Both men and Dojo shake their heads.
"But we can keep trying," Dojo declares. "There's always hope. We won't give up."
Kimiko feels like she's been stabbed. Her heart aches.
It's not fair. It's not fair. IT'S NOT FAIR!
She leaps to her feet, and before she realises what she's doing she's banging the door shut behind her. Someone calls her name, several someone in fact, but she just keeps on running.
She doesn't know where she's going, nor does she care; she just needs to get away from that familiar, comforting room, now despoiled by what she learned in it. No sooner have they escaped the Shade, found a world where they can be happy; no sooner has she endured the revelation of Dashi and her own feelings, and started on the road to forgiving herself, then everything is cruelly snatched away again. Apparently she's not meant to be happy. Apparently her destiny is just to suffer and die – or not even die. Just cease to exist. Poof – and no more Kimiko.

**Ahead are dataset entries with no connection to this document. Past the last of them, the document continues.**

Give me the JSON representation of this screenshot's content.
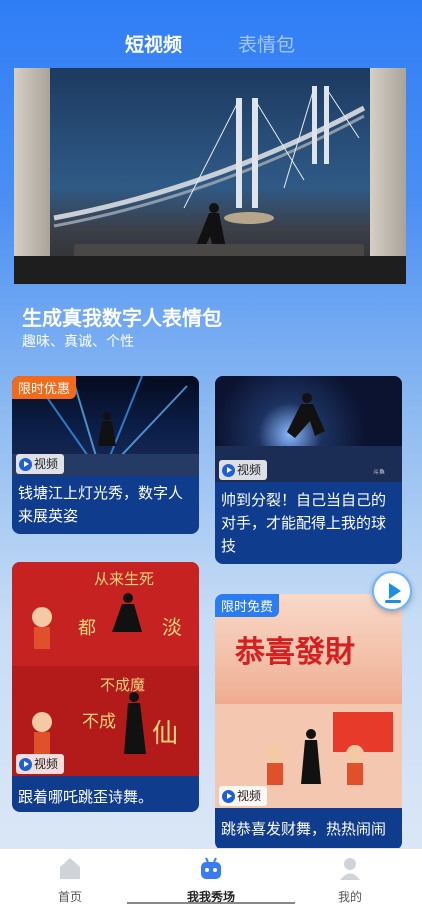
{
  "tabs": {
    "active": "短视频",
    "inactive": "表情包"
  },
  "hero": {
    "title": "生成真我数字人表情包",
    "subtitle": "趣味、真诚、个性"
  },
  "cards": [
    {
      "promo": "限时优惠",
      "video_label": "视频",
      "caption": "钱塘江上灯光秀，数字人来展英姿"
    },
    {
      "promo": "",
      "video_label": "视频",
      "caption": "帅到分裂！自己当自己的对手，才能配得上我的球技"
    },
    {
      "promo": "",
      "video_label": "视频",
      "caption": "跟着哪吒跳歪诗舞。"
    },
    {
      "promo": "限时免费",
      "video_label": "视频",
      "caption": "跳恭喜发财舞，热热闹闹"
    }
  ],
  "thumb_texts": {
    "fortune": "恭喜發財"
  },
  "bottom_nav": {
    "home": "首页",
    "show": "我我秀场",
    "mine": "我的"
  },
  "colors": {
    "brand_blue": "#2f7df6",
    "card_blue": "#0f3c8c",
    "promo_orange": "#f26b1d",
    "promo_blue": "#2a7cf0"
  }
}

Someone's following her. She can hear their footsteps. She reacts on sheer instinct, bounding to the wall and using her own momentum to run up it a few steps. Pushing off, she nails her pursuer with a flying kick to the head, but grunts when she's intercepted and repelled. Her legs catch her with a shock-absorber landing and she bounces back to her feet, fists raised.
There's a brief silence, and then she laughs, but not in a 'funny ha ha' kind of way'. It's more of a 'Damien from Omen III wins again' kind of laugh that gurgles up from deep inside her.
The other Kimiko reaches out a hand, but she doesn't take it. She just stands there, letting her fists drop to her sides, and laughs until she's weeping on the floor and doesn't give a damn what happens to her anymore.